Вяч.Иванов. Достоевский и роман-трагедия
--------------------------------------------------------------Вяч.
Иванов. Собрание сочинений, т.4 Брюссель, 1987, сс. 401 - 444
OCR: TextShare
В круглых скобках () номер примечаний автора, помещённых после текста.
--------------------------------------------------------------Содержание
I.
Принцип формы
II. Принцип миросозерцания
Экскурс: Основной миф в романе "Бесы"
ДОСТОЕВСКИЙ И РОМАН-ТРАГЕДИЯ (1)
Достоевский кажется мне наиболее живым из всех от нас ушедших вождей и
богатырей духа. Сходят со сцены люди, которые были властителями наших дум,
или только отходят вглубь с переднего плана сцены, - и мы уже знаем, как
определилось их историческое место, какое десятилетие нашей быстро текущей
жизни, какое устремление нашей беспокойно ищущей, нашей мятущейся мысли они
выразили и воплотили. Так, Чехов кажется нам поэтом сумерек дореволюционной
поры. Немногие как бы изъяты в нашем сознании из этой ближайшей исторической
обусловленности: так возвышается над потоком времени Лев Толстой. Но часто
это значит только, что некий живой порыв завершился и откристаллизовался в
непреложную ценность, - а между нами и этим новым, зажегшимся на краю неба,
маяком легло еще большее отдаление, чем промеж нами и тем, кто накануне шел
впереди и предводил нас до последнего поворота дороги. Те, что исполнили
работу вчерашнего дня истории, в некотором смысле ближе переживаемой жизни,
чем незыблемые светочи, намечающие путь к верховным целям.
Толстой,
художник, уже только радует нас с высот надвременного Парнаса, прозрачной и
далекой обители нестареющих Муз. Еще недавно мы были потрясены уходом
Толстого из его дома и из нашего общего дома, этою торжественною и заветною
разлукою на пороге сего мира и неведомого иного,
безусловного и
безжизненного, в нашем смысле, мира, которому давно уже принадлежал он. В
нашей памяти остался лик совершившейся личности и, вместе с последним живым
заветом: "не могу молчать", некое единственное слово, слово уже не от сего
мира, о неведомом Боге и, быть может, также неведомом добре, и о цели и
ценности безусловной.
Тридцать лет тому назад умер Достоевский, а образы его искусства, эти
живые призраки, которыми он населил нашу среду, ни на пядь не отстают от
нас, не хотят удалиться в светлые обители Муз и стать предметом нашего
отчужденного и безвольного созерцания.
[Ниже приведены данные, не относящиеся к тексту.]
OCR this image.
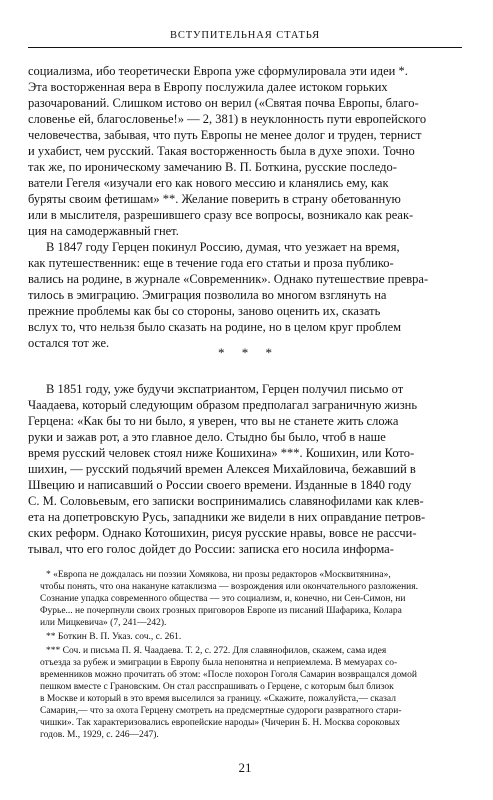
ВСТУПИТЕЛЬНАЯ СТАТЬЯ
социализма, ибо теоретически Европа уже сформулировала эти идеи *.
Эта восторженная вера в Европу послужила далее истоком горьких
разочарований. Слишком истово он верил («Святая почва Европы, благо-
словенье ей, благословенье!» — 2, 381) в неуклонность пути европейского
человечества, забывая, что путь Европы не менее долог и труден, тернист
и ухабист, чем русский. Такая восторженность была в духе эпохи. Точно
так же, по ироническому замечанию В. П. Боткина, русские последо-
ватели Гегеля «изучали его как нового мессию и кланялись ему, как
буряты своим фетишам» **. Желание поверить в страну обетованную
или в мыслителя, разрешившего сразу все вопросы, возникало как реак-
ция на самодержавный гнет.
В 1847 году Герцен покинул Россию, думая, что уезжает на время,
как путешественник: еще в течение года его статьи и проза публико-
вались на родине, в журнале «Современник». Однако путешествие превра-
тилось в эмиграцию. Эмиграция позволила во многом взглянуть на
прежние проблемы как бы со стороны, заново оценить их, сказать
вслух то, что нельзя было сказать на родине, но в целом круг проблем
остался тот же.
* * *
В 1851 году, уже будучи экспатриантом, Герцен получил письмо от
Чаадаева, который следующим образом предполагал заграничную жизнь
Герцена: «Как бы то ни было, я уверен, что вы не станете жить сложа
руки и зажав рот, а это главное дело. Стыдно бы было, чтоб в наше
время русский человек стоял ниже Кошихина» ***. Кошихин, или Кото-
шихин, — русский подьячий времен Алексея Михайловича, бежавший в
Швецию и написавший о России своего времени. Изданные в 1840 году
С. М. Соловьевым, его записки воспринимались славянофилами как клев-
ета на допетровскую Русь, западники же видели в них оправдание петров-
ских реформ. Однако Котошихин, рисуя русские нравы, вовсе не рассчи-
тывал, что его голос дойдет до России: записка его носила информа-
* «Европа не дождалась ни поэзии Хомякова, ни прозы редакторов «Москвитянина»,
чтобы понять, что она накануне катаклизма — возрождения или окончательного разложения.
Сознание упадка современного общества — это социализм, и, конечно, ни Сен-Симон, ни
Фурье... не почерпнули своих грозных приговоров Европе из писаний Шафарика, Колара
или Мицкевича» (7, 241—242).
** Боткин В. П. Указ. соч., с. 261.
*** Соч. и письма П. Я. Чаадаева. Т. 2, с. 272. Для славянофилов, скажем, сама идея
отъезда за рубеж и эмиграции в Европу была непонятна и неприемлема. В мемуарах со-
временников можно прочитать об этом: «После похорон Гоголя Самарин возвращался домой
пешком вместе с Грановским. Он стал расспрашивать о Герцене, с которым был близок
в Москве и который в это время выселился за границу. «Скажите, пожалуйста,— сказал
Самарин,— что за охота Герцену смотреть на предсмертные судороги развратного стари-
чишки». Так характеризовались европейские народы» (Чичерин Б. Н. Москва сороковых
годов. М., 1929, с. 246—247).
21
Беспокойными скитальцами они стучатся
в наши дома в темные и в белые ночи, узнаются на улицах в сомнительных
пятнах петербургского тумана и располагаются беседовать с нами в часы
бессонницы в нашем собственном подполье. Достоевский зажег на краю горизонта
самые отдаленные маяки, почти невероятные по силе неземного блеска,
кажущиеся уже не маяками земли, а звездами неба, - а сам не отошел от нас,
остается неотступно с нами и, направляя их лучи в наше сердце, жжет нас
прикосновениями раскаленного железа. Каждой судороге нашего сердца он
отвечает: "знаю, и дальше, и больше знаю"; каждому взгляду поманившего нас
водоворота, позвавшей нас бездны он отзывается пением головокружительных
флейт глубины. И вечно стоит перед нами, с испытующим и неразгаданным
взором, неразгаданный сам, а нас разгадавший, -сумрачный и зоркий вожатый в
душевном лабиринте нашем, -вожатый и соглядатай.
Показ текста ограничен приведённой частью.